O míto de Sísifo, Camus- passagens

O absurdo e o suicídio

 

Só há um problema filosófico verdadeiramente sério: o suicídio.

(…)

Galileu, que possuía uma verdade científica importante, dela abjurou com a maior das facilidades deste mundo, logo que a verdade pôs a sua vida em perigo (…) o que se chama uma razão de viver é ao mesmo tempo uma excelente razão de morrer-

(…)

Um gesto como este prepara-se, tal como acontece com uma grande obra, no silêncio do coração. Começar a pensar é começar a ser consumido.

(…) As pessoas raramente se suicidam  (…) por reflexão.

(…) Matar-se, em certo sentido (e tal como no melodrama), é confessar. É confessar que se é ultrapassado pela vida e que não a compreendemos. (…) O suicídio é apenas a confissão de que a existência «não vale a pena». Viver, naturalmente, nunca é fácil. Continuamos a fazer os gestos que a existência ordena, por muitas razões, a primeira das quais é o hábito. Morrer voluntariamente implica reconhecermos, mesmo instintivamente, o carácter irrisório desse hábito, a ausência de qualquer razão profunda de viver, o carácter insensato dessa agitação quotidiana e a inutilidade do sofrimento.

(…)

Um mundo que se pode explicar, mesmo com as más razões, é um mundo familiar. Mas, pelo contrário, num universo subitamente privado de ilusões e de luzes, o homem sente-se um estrangeiro.

(…)

Esse divórcio entre o homem e a sua vida, entre o actor e o seu cenário, é que é verdadeiramente o sentimento do absurdo.

(…) o suicídio é uma solução para o absurdo.

(…) este problema pode parecer ao mesmo tempo simples e insolúvel. Mas supõe-se erradamente que as perguntas simples determinam respostas que o não são menos e que a evidência implica a evidência.

(…) Na afeição de um homem pela vida há qualquer coisa de mais forte que todas as misérias do mundo. O julgamento do corpo, vale bem o do espírito e o corpo recua ante o aniquilamento.
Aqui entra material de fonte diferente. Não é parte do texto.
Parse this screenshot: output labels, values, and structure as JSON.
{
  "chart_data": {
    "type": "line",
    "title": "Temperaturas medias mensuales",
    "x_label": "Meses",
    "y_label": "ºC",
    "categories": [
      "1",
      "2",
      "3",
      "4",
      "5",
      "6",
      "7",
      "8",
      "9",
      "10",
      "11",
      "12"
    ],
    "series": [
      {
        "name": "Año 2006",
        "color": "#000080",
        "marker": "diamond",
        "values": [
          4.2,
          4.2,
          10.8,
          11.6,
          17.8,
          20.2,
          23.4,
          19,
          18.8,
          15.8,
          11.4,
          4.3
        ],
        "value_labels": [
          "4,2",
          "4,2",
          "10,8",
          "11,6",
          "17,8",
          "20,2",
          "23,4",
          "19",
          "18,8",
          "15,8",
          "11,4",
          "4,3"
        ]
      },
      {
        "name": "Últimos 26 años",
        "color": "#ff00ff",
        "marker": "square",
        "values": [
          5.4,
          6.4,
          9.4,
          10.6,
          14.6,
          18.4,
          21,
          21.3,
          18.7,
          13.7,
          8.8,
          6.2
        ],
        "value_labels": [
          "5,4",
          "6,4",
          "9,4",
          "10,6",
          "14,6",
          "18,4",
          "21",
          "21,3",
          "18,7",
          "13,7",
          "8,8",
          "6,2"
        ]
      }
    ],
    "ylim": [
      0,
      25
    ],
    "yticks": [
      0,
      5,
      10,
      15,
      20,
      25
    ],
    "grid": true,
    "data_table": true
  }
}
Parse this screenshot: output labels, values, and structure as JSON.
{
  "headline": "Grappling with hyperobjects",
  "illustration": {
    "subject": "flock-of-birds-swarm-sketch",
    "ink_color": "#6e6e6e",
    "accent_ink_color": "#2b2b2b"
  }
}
Ganhamos o hábito de viver, antes de adquirirmos o de pensar.

(…) A esquiva mortal (…) é a esperança. Esperança noutra vida que é necessário «merecer», ou batota dos que vivem não pela própria vida mas por qualquer grande ideia que a ultrapassa, a sublima, lhe dá um sentido e a atraiçoa.

(…) Não é em vão que se tem jogado com as palavras e fingido acreditar que recusar um sentido à vida conduz forçosamente a declarar que ela não vale a pena ser vivida. Na verdade, não há nenhuma relação entre estes dois juízos.

(…) A tenacidade e a clarividência são espectadores privilegiados nesse jogo desumano em que o absurdo, a esperança e a morte travam o seu diálogo.”

 

 

As paredes absurdas

 

(…) o absurdo será tanto maior quanto maior a distância entre os termos da minha comparação (…) o sentimento do absurdo (…) jorra da comparação entre um estado de facto e uma certa realidade, entre uma acção e o mundo que a ultrapassa. (…) Nasce do seu confronto.

(…)

A consequência imediata é ao mesmo tempo uma regra de método.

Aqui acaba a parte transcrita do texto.